Reply by Gavin Barwell, Communities Minister, Conservative, Croydon Central
I am happy to write to the hon. Gentleman and provide him with a full response to that question. I can reassure him that these provisions do not come from that particular policy area. It was before my time—I am looking for inspiration—but I think I am right in saying that there were compulsory purchase provisions in the Housing and Planning Act 2016. It was in the discussion and debate around those provisions that these issues got raised, and that is why the Government are seeking to clarify the law in that regard. I will happily write to the hon. Gentleman and hope that I have now addressed the points that the hon. Lady raised, so I ask her to withdraw the amendment and hope the clause can stand part of the Bill.
Questions to the Chancellor on regional infrastructure
Question by Caroline Flint, Labour, Don Valley
Does the Chancellor agree that energy efficiency should be a priority for infrastructure development, both nationally and regionally? To that end, will he seriously consider earmarking the proceeds of the shale gas sovereign wealth fund for energy efficiency measures so that we can not only save on bills, but create jobs and encourage innovation?

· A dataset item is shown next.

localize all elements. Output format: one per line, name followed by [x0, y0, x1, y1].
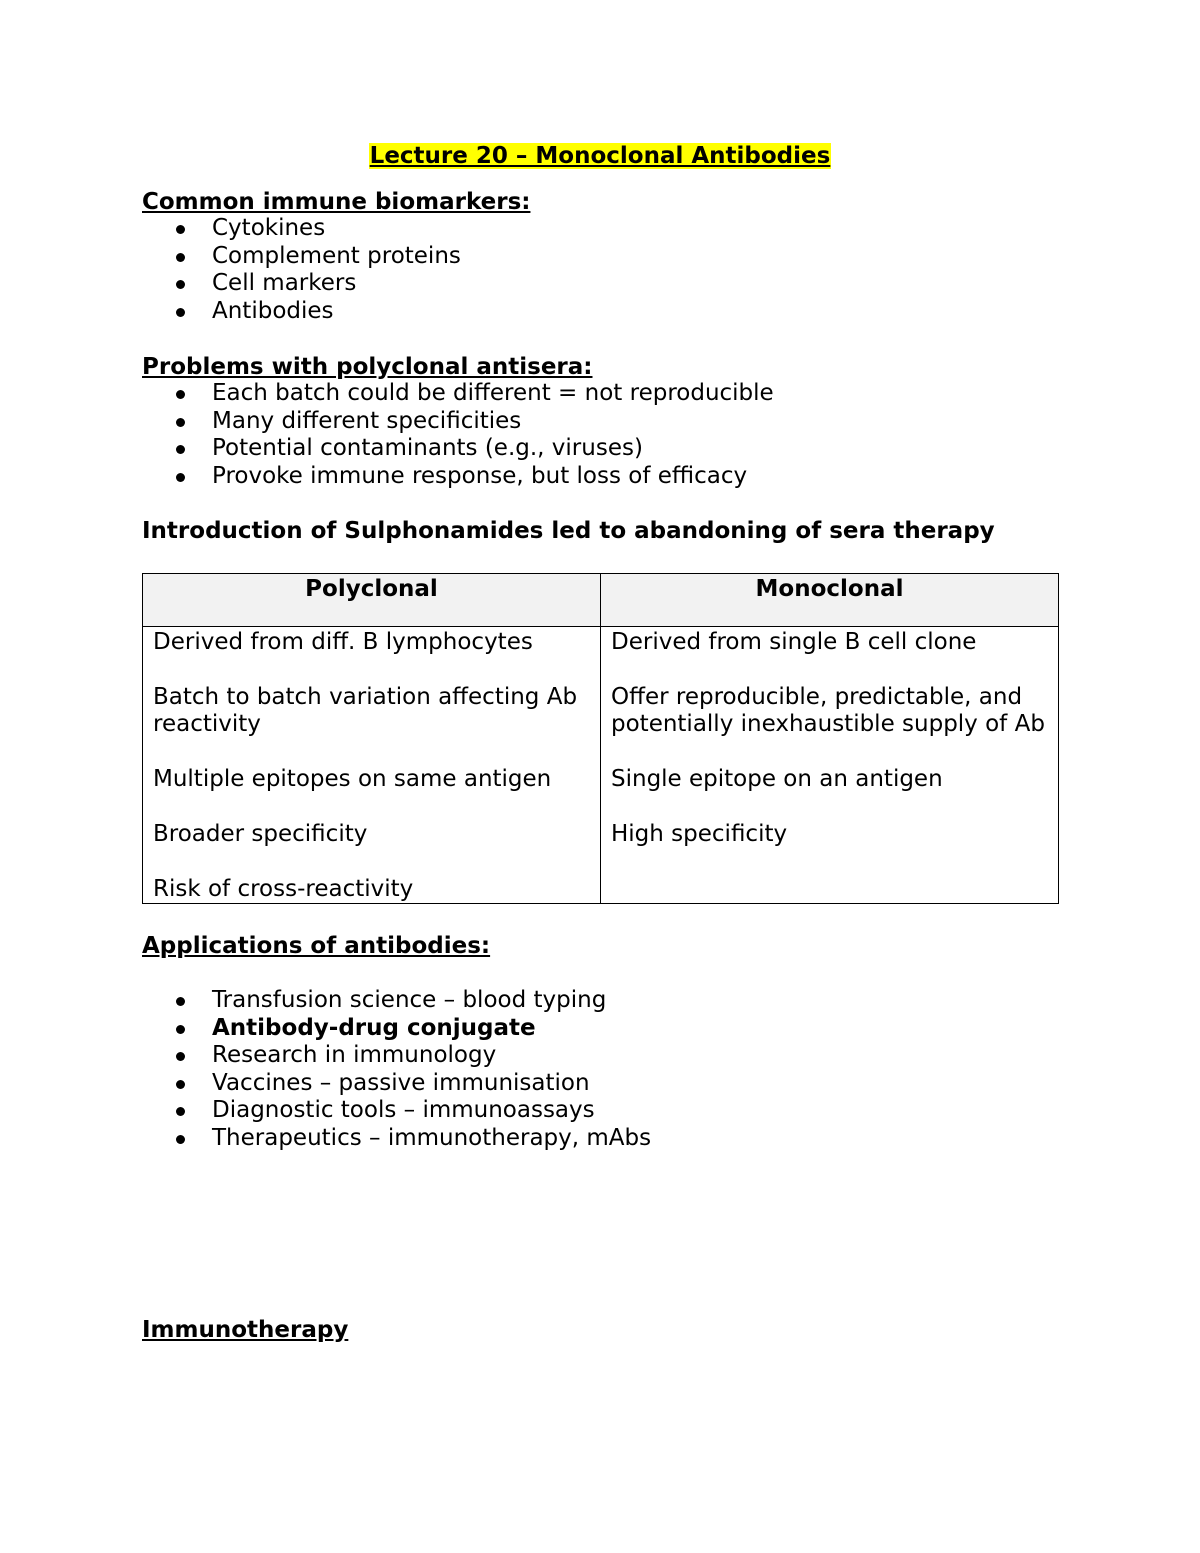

Reply by Philip Hammond, Chancellor of the Exchequer, Conservative, Runnymede and Weybridge
I am not necessarily in favour of earmarking or hypothecation of funds for that specific purpose, but the right hon. Lady makes an important point. We have a serious challenge on this country’s energy capacity over the next 20 years, and we are going to have to invest eye-wateringly large sums of money—perhaps £100 billion—just to ensure that the lights stay on. Of course it makes sense to look at ways of reducing demand for energy through energy conservation measures alongside the demands for new energy generation plants.
27 October 2016
Debate on environment and climate change following EU referendum result
Extracts of speech by Mark Ruskell, Green, Mid Scotland and Fife
On the moral imperative that is climate change, our targets have been set in the context of a Europe that is driving hard progress on carbon and energy. A weaker set of UK climate targets agreed with the United Nations would take the pressure off the UK, and with a Westminster Government that is mad keen on nuclear energy and fracking, it is likely that energy market rules established in the wake of Brexit will stifle Scotland’s ambitions for renewables instead of realising them.

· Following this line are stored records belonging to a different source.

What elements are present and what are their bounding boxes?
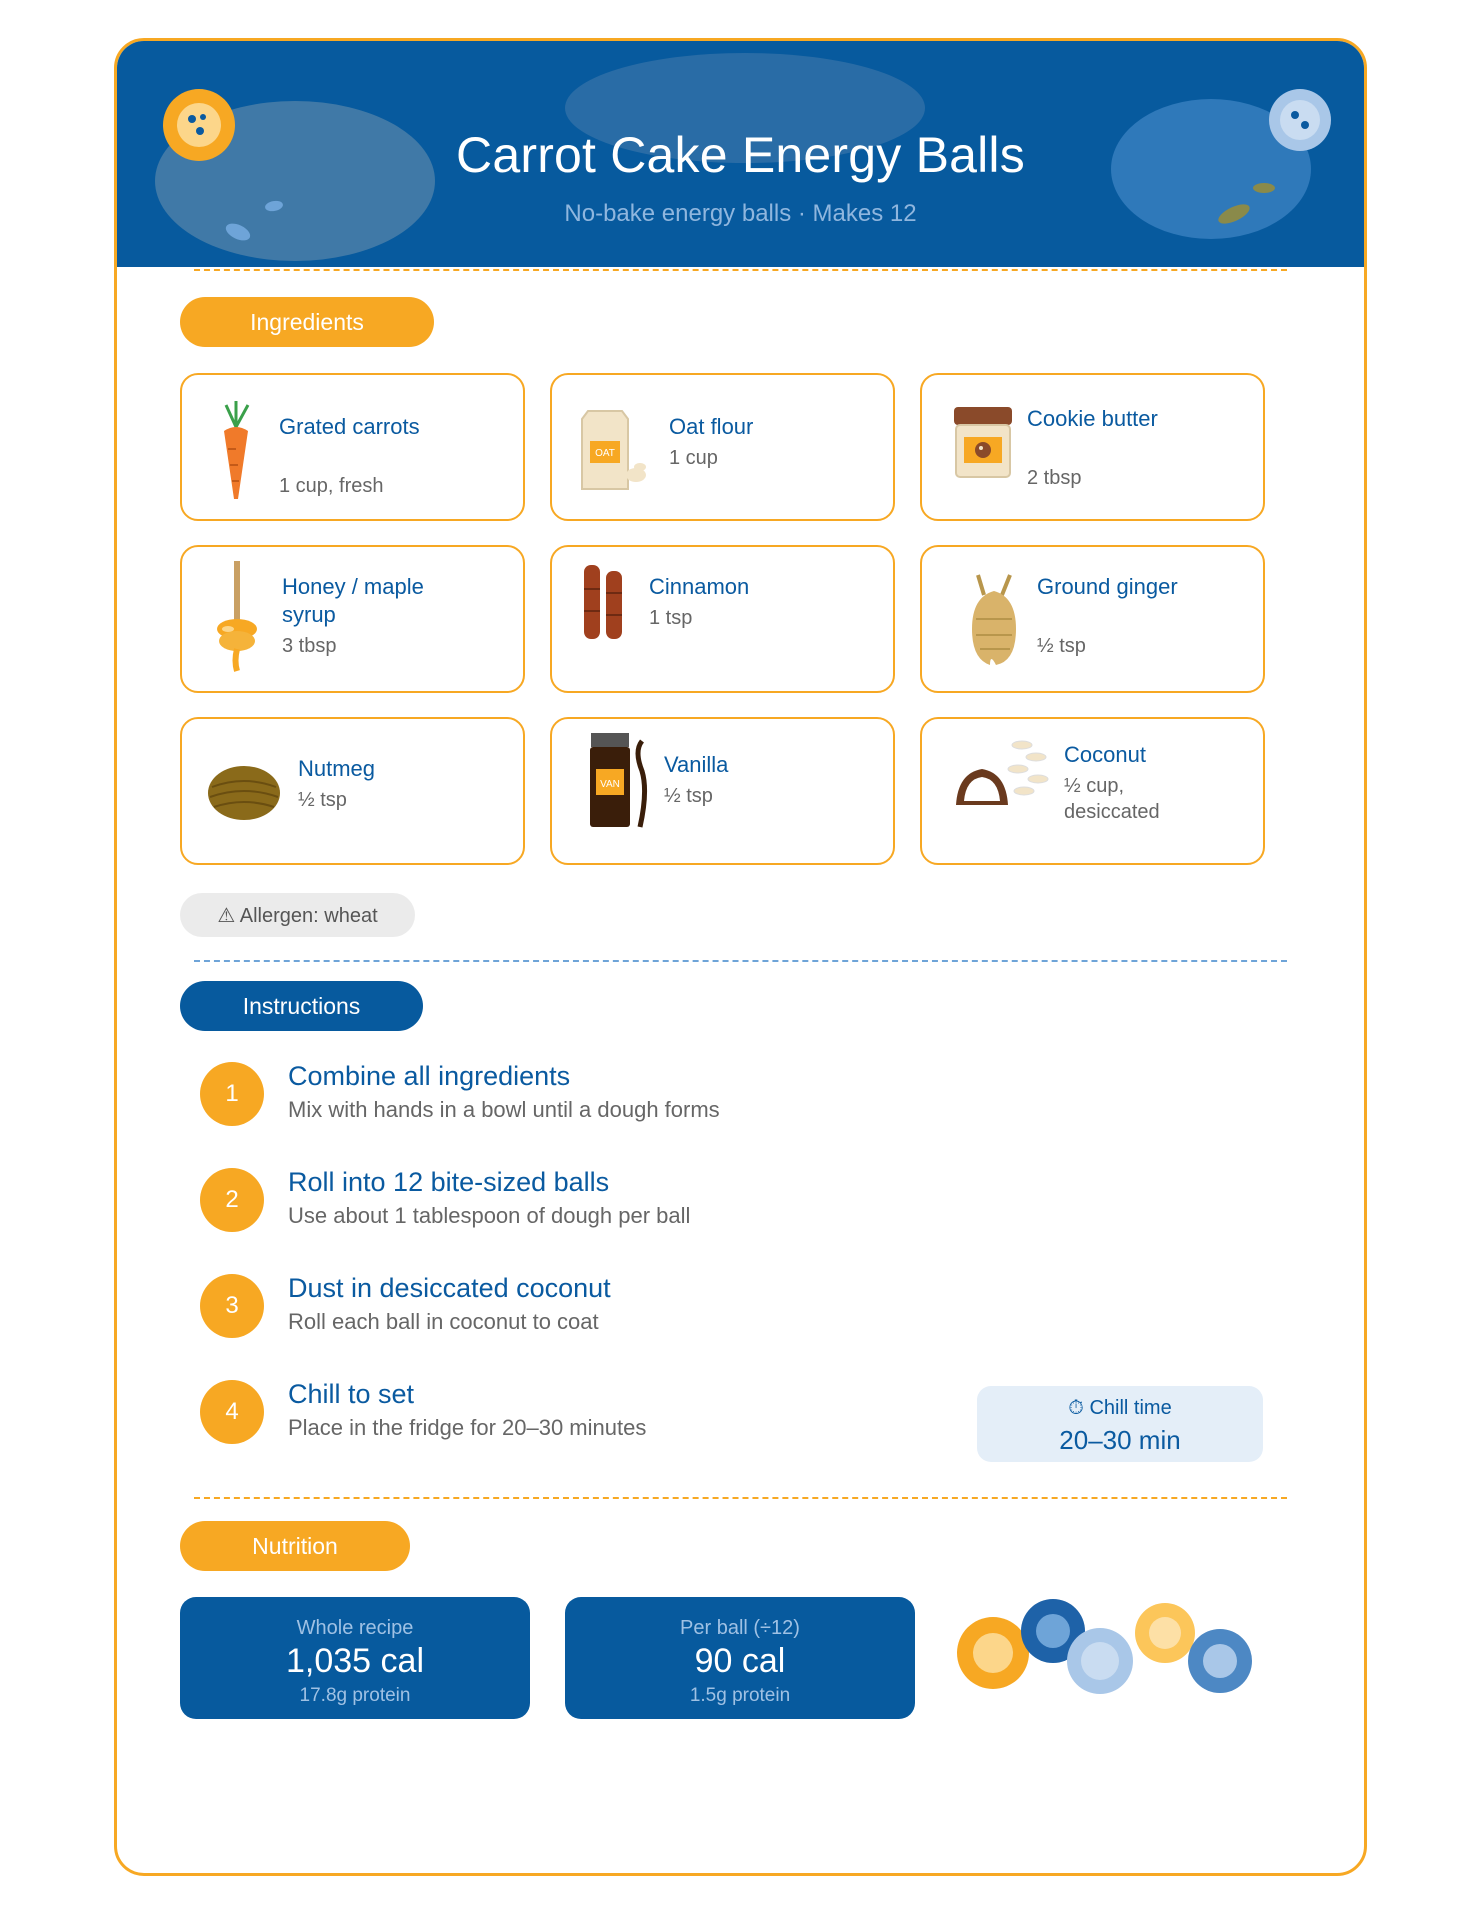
ingredient-card — [920, 545, 1265, 693]
ginger-root-icon — [966, 573, 1022, 669]
ingredient-card — [550, 717, 895, 865]
step-title: Dust in desiccated coconut — [288, 1273, 611, 1303]
recipe-subtitle: No-bake energy balls · Makes 12 — [564, 200, 917, 227]
ingredient-card — [550, 545, 895, 693]
step-number: 4 — [200, 1380, 264, 1444]
ingredient-name: Vanilla — [664, 752, 729, 777]
ingredient-name: Ground ginger — [1037, 574, 1178, 599]
ingredient-qty: ½ tsp — [664, 785, 713, 807]
ingredient-name: Nutmeg — [298, 756, 376, 781]
nutrition-heading: Nutrition — [180, 1521, 410, 1571]
ingredients-heading: Ingredients — [180, 297, 434, 347]
divider — [194, 960, 1287, 962]
nutrition-protein: 1.5g protein — [689, 1685, 791, 1706]
step-description: Place in the fridge for 20–30 minutes — [288, 1415, 647, 1440]
oat-label: OAT — [595, 448, 615, 459]
ingredient-card — [550, 373, 895, 521]
vanilla-bottle-icon — [588, 731, 650, 831]
nutrition-value: 1,035 cal — [286, 1642, 424, 1680]
step-description: Use about 1 tablespoon of dough per ball — [288, 1203, 691, 1228]
ingredient-qty: 1 cup, fresh — [279, 475, 384, 497]
nutrition-label: Per ball (÷12) — [680, 1617, 800, 1639]
chill-time-value: 20–30 min — [1059, 1425, 1181, 1455]
step-title: Chill to set — [288, 1379, 415, 1409]
step-description: Roll each ball in coconut to coat — [288, 1309, 599, 1334]
nutrition-label: Whole recipe — [296, 1617, 414, 1639]
ingredient-card — [920, 373, 1265, 521]
ingredient-qty: 3 tbsp — [282, 635, 337, 657]
cookie-butter-jar-icon — [952, 405, 1016, 481]
recipe-card — [114, 38, 1367, 1876]
cinnamon-sticks-icon — [582, 563, 632, 643]
recipe-title: Carrot Cake Energy Balls — [456, 127, 1025, 183]
ingredient-card — [180, 545, 525, 693]
coconut-icon — [954, 739, 1054, 819]
ingredient-name: Honey / maple syrup — [282, 574, 424, 627]
ingredient-qty: ½ cup, desiccated — [1064, 775, 1160, 823]
ingredient-qty: 1 tsp — [649, 607, 693, 629]
ingredient-qty: 2 tbsp — [1027, 467, 1082, 489]
ingredient-card — [180, 373, 525, 521]
ingredient-qty: 1 cup — [669, 447, 718, 469]
vanilla-label: VAN — [600, 779, 620, 790]
divider — [194, 269, 1287, 271]
ingredient-name: Grated carrots — [279, 414, 420, 439]
step-number: 1 — [200, 1062, 264, 1126]
chill-time-badge — [977, 1386, 1263, 1462]
instructions-heading: Instructions — [180, 981, 423, 1031]
oat-flour-bag-icon — [578, 405, 648, 495]
honey-dipper-icon — [212, 559, 262, 673]
step-number: 3 — [200, 1274, 264, 1338]
energy-balls-illustration — [955, 1593, 1275, 1713]
header-banner — [117, 41, 1364, 267]
carrot-icon — [208, 399, 264, 509]
ingredient-qty: ½ tsp — [1037, 635, 1086, 657]
nutrition-card-per-ball — [565, 1597, 915, 1719]
ingredient-card — [180, 717, 525, 865]
ingredient-name: Cinnamon — [649, 574, 750, 599]
step-title: Combine all ingredients — [288, 1061, 571, 1091]
decor-dot — [1253, 183, 1275, 193]
chill-time-label: ⏱ Chill time — [1068, 1397, 1172, 1419]
ingredient-name: Oat flour — [669, 414, 754, 439]
ingredient-card — [920, 717, 1265, 865]
step-description: Mix with hands in a bowl until a dough forms — [288, 1097, 720, 1122]
nutrition-protein: 17.8g protein — [299, 1685, 411, 1706]
nutrition-value: 90 cal — [694, 1642, 786, 1680]
ingredient-name: Cookie butter — [1027, 406, 1158, 431]
ingredient-name: Coconut — [1064, 742, 1146, 767]
ingredient-qty: ½ tsp — [298, 789, 347, 811]
step-title: Roll into 12 bite-sized balls — [288, 1167, 610, 1197]
nutrition-card-whole — [180, 1597, 530, 1719]
allergen-badge: ⚠ Allergen: wheat — [180, 893, 415, 937]
step-number: 2 — [200, 1168, 264, 1232]
nutmeg-icon — [206, 763, 282, 823]
divider — [194, 1497, 1287, 1499]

[Referring to international trade agreements] In Quebec, corporations have sued Governments over fracking bans. It is unthinkable that such a thing could happen here in Scotland, but all Algy Cluff would need to do to sue the Scottish Government would be to open up an office in Vancouver—he would not even require an office here.
Extract of speech by Neil Findlay, Labour, Lothian
If—it is a big if—Governments then put in place policy and legislation that run counter to corporate interests, those democratically elected Governments could be taken to court and sued. It has happened in Canada, Australia and elsewhere. What arrogance; what an affront to democracy. I believe that it is for those reasons—and many more—that voters across the UK voted leave.
We must not think that such things could not happen here. Imagine if TTIP had been up and running: Ineos or some other similar company might be dragging the Scottish Government through the investor-state dispute settlement system to stop a democratically elected Parliament deciding its own policy on an issue such as fracking.
Extract of speech by Gillian Martin, SNP, Aberdeenshire East
I do not feel particularly comfortable knowing that research funding is reliant on the UK Government, given that neither emissions reduction nor climate change issues are a priority for it. I have to admit that, when I read the Tory amendment and saw the phrase “recognises the positive impact that being part of the UK has had on climate change in Scotland”. I had to take a wee moment to calm myself, remembering how former Tory chancellor George Osborne swept aside the CCS projects and diverted the money elsewhere.
I am also nervous of a UK Government that has allowed fracking contracts to be awarded under national parks with no debate and which has ploughed on with that technology without carrying out any serious research into the environmental consequences. I wonder whether the very heartfelt comments that were made by Mr Golden and Mr Burnett about establishing more woodland mean that they agree that fracking under areas of national significance is an abomination. Do I trust a Government that takes such an approach to support renewable energy or emissions reduction research programmes? Frankly, I do not.